On 1 July 1957, Wood was assigned as the Army's Deputy Chief of Research and Development, working on a variety of projects including antimissile weapons and germ and gas warfare systems. He served on the Army Aircraft Requirements Review Board, also known as the Rogers Board, which was established on 15 January 1960, by the Army Chief of Staff to review the Army Aircraft Development Plan and the related industry proposals. The Rogers Board's members included Major Generals Hamilton H. Howze, Thomas F. Van Natta, Alva R. Fitch, Richard D. Meyer, Ernest F. Easterbrook, and chairman Lieutenant General Gordon B. Rogers; and its results prefigured the more influential Howze Board on airmobility.

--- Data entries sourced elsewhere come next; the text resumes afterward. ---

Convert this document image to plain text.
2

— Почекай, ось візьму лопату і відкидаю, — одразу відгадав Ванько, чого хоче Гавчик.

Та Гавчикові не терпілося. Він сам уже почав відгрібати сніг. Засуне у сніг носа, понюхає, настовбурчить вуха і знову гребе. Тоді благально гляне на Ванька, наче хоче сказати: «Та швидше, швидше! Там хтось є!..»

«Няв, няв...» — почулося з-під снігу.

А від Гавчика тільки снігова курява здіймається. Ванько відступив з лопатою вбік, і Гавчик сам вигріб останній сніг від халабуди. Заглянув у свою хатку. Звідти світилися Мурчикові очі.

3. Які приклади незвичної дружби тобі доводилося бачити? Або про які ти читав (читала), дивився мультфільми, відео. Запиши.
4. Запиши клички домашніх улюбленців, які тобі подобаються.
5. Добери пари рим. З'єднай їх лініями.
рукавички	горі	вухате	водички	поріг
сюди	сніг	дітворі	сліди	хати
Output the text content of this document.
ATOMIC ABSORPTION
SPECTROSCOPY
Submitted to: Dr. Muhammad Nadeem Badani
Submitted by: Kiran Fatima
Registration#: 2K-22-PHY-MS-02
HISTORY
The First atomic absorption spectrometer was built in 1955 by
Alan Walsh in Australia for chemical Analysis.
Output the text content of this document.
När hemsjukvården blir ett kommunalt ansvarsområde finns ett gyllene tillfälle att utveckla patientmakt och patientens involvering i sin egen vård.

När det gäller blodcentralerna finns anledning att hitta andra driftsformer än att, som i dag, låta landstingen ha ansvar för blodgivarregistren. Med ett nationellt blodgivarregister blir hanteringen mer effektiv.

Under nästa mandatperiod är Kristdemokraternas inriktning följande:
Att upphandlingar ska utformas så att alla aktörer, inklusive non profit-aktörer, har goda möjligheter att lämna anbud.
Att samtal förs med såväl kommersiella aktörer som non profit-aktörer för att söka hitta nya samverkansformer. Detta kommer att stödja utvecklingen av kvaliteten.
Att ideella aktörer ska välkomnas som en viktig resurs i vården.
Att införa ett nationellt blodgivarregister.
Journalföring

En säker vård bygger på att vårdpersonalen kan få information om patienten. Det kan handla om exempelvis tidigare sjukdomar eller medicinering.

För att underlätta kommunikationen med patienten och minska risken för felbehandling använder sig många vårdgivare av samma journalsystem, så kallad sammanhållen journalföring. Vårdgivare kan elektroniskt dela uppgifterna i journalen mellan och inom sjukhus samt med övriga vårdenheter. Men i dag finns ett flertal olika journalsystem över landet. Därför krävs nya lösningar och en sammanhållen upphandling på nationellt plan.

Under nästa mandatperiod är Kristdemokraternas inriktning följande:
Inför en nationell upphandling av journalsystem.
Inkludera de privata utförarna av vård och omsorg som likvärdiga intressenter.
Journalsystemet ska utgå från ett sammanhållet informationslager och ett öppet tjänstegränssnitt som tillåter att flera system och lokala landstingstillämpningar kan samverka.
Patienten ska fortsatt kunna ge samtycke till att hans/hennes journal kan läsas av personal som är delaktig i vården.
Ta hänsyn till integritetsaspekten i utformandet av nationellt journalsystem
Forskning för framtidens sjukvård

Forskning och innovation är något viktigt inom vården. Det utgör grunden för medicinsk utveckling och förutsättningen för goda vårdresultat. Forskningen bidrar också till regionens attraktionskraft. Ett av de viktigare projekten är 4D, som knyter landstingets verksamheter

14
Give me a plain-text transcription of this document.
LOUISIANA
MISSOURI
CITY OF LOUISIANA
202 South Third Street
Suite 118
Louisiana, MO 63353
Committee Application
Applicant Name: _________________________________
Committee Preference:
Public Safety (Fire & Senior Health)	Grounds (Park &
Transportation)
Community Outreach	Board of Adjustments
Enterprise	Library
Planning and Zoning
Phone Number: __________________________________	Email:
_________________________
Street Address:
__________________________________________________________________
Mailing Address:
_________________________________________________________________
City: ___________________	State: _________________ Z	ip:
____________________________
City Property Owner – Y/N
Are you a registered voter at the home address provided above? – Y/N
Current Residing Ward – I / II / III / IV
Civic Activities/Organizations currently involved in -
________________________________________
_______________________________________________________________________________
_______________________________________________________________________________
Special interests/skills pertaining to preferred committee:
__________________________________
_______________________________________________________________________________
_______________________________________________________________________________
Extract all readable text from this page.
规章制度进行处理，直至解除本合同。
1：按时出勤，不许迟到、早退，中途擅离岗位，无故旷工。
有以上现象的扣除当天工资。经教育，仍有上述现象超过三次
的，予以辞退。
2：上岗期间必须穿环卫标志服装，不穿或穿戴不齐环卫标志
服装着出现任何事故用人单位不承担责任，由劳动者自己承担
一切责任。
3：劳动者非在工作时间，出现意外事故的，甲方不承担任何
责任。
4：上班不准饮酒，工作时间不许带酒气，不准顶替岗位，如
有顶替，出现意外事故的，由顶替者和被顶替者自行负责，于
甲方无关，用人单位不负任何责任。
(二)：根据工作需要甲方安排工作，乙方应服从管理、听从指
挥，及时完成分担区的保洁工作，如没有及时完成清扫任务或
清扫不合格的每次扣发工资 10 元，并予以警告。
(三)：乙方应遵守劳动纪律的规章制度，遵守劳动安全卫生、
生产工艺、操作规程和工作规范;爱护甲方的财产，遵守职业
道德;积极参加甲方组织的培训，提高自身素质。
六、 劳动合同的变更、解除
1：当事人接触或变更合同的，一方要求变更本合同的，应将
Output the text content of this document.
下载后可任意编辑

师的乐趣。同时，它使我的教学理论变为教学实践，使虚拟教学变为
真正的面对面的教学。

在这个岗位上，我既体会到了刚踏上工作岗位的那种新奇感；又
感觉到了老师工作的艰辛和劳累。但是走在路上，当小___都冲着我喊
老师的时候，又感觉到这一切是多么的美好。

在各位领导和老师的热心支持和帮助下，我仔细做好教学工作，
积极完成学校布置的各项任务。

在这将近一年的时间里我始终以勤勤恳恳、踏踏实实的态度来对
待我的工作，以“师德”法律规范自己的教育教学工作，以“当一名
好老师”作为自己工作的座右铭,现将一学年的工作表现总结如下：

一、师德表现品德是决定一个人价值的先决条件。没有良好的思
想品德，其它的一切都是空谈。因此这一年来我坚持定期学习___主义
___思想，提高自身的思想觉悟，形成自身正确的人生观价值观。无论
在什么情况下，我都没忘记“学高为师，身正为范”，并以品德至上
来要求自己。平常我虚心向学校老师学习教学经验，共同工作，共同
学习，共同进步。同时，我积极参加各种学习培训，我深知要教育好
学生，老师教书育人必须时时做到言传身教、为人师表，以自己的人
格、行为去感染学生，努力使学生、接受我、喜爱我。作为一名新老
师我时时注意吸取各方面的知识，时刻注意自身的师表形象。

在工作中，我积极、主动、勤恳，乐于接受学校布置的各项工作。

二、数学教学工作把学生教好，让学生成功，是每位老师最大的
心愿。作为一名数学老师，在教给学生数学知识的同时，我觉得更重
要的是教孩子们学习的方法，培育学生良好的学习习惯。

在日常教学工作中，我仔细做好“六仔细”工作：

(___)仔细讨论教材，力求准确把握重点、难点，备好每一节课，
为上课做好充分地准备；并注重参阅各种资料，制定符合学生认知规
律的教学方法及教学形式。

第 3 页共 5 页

In 1960, he was promoted to lieutenant general and assigned as commanding general of the Army Air Defense Command (ARADCOM) in Colorado Springs, Colorado, assuming command on 1 August 1960.

==Director of Military Assistance==
On 1 September 1962, he succeeded General Williston B. Palmer as director of the military assistance program in the office of the Assistant Secretary of Defense for International Security Affairs, with rank of full general. The Director of Military Assistance supervised the operational details of arms transfer to NATO allies and other friendly countries, as guided by the State Department. As chief of staff of the foreign military aid program, he was considered to be on the same level as the chiefs of staff of the Army, Navy, and Air Force and of comparable military rank, but without a seat on the Joint Chiefs of Staff. When Wood retired, the position was downgraded to three stars and eventually its title was changed to deputy assistant secretary of defense (international security affairs) for military assistance and sales.

==Retirement==
Wood retired on 1 September 1965, but was recalled to active duty on 1 February 1968, to serve as Director of the Overseas Base Requirements Study Group, a special interdepartmental study group planning future overseas military base locations. Upon completion of this assignment, he returned to the retired list on 31 March 1969. He subsequently served on a presidential task force on international development and consulted for the Research Analysis Corporation in McLean, Virginia.

He married the former Sarah Thomas on 4 September 1930. He died on 8 July 1986, and was survived by his wife and one daughter.

His awards and decorations include the Distinguished Service Medal, Legion of Merit (2), and the Purple Heart. He attended the Coast Artillery School, the Command and General Staff School, the Armed Forces Staff College, and the National War College.